Nach dem offiziellen Ende des 2. Deutsch-Griechischen Jugendforums in Thessaloniki ging es für eine kleine Gruppe von Teilnehmern in das Opferdorf Hortiatis, das nur 20 Kilometer außerhalb der Metropole liegt. Das Anliegen: Das Deutsch-Griechische Jugendforum auch um den Aspekt der Erinnerungskultur bereichern.
Hortiatis ist eines der zahlreichen Opferdörfer in Griechenland, die während der Zeit der deutschen Besatzung zwischen 1941 und 1944 schwer gelitten hatten. Wie in zahlreichen anderen Orten wurde auch hier durch deutsche Wehrmachts-Truppen in einer sogenannten „Vergeltungsaktion“ ein grauenvolles Verbrechen an der Zivilbevölkerung begangen. Zwar konnten wir an frühere freundschaftliche Kontakte anknüpfen, waren aber trotzdem etwas im Zweifel, wie wir in der aktuellen politischen Situation und in einer Zeit der Polarisierung zwischen Deutschland und Griechenland empfangen werden.

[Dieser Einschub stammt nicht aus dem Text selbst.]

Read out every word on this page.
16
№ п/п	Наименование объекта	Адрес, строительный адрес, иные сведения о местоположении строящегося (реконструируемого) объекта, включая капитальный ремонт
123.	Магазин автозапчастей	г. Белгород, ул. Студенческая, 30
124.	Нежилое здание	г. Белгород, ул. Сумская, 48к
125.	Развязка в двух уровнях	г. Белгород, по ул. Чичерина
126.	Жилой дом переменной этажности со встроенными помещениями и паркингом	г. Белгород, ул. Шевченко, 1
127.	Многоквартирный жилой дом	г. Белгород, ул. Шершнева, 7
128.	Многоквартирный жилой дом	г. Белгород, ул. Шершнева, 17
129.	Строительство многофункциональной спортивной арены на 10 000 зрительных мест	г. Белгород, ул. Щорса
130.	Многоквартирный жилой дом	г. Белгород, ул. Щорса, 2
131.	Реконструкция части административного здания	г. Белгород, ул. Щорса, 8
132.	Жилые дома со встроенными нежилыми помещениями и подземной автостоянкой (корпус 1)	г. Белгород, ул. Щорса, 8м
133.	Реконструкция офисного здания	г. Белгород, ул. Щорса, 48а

Nach etwa 45 Minuten Fahrt mit dem Linienbus an einem verregneten Freitag erwartet uns an der Bushaltestelle bereits Vaios, ein früherer Stadtrat und langjähriger Bekannter mit seinem Auto und bringt uns in den Ort. Dort lernen wir als erstes Georgios, den Ortsvorsteher, kennen, der uns alle zum Kaffeetrinken in die Cafeteria begleitet. Im Gespräch erfahren wir dann die Einzelheiten des schrecklichen Verbrechens durch die deutschen faschistischen Wehrmachtstruppen: Am 2. September 1944 ermordete das Jagdkommando Schubert, eine Wehrmachtseinheit, den Ortsvorsteher und den Ortspfarrer auf grausame Art und Weise. Die beiden Töchter des Pfarrers wurden brutal vergewaltigt. Die im Ort verbliebene, überwiegend weibliche Bevölkerung wurde mit den Kindern zusammengetrieben und in zwei Backstuben gebracht. Dort wurden die Eingesperrten angezündet und verbrannten bei lebendigem Leib. Nur einigen Kindern gelang die Flucht durch ein kleines Fenster ins Freie.
Austausch auf Augenhöhe
Nach dieser bewegenden Schilderung werden wir von unseren einheimischen Partnern durch den Ort geführt. Wir sehen die Gebäude der damaligen Backstuben und die niedergebrannten Wohnhäuser, die heute noch als Ruinen zu sehen sind, aber auch eine spätbyzantinische Klosterkirche und ein antikes römisches Aquädukt. Vor dem Mahnmal für die 154 Opfer der Nazi-Verbrechen legen wir eine Gedenkminute ein, nachdem uns Vaios und Georgios auf den Gedenktafeln die Namen ihrer eigenen ermordeten Familienangehörigen gezeigt hatten.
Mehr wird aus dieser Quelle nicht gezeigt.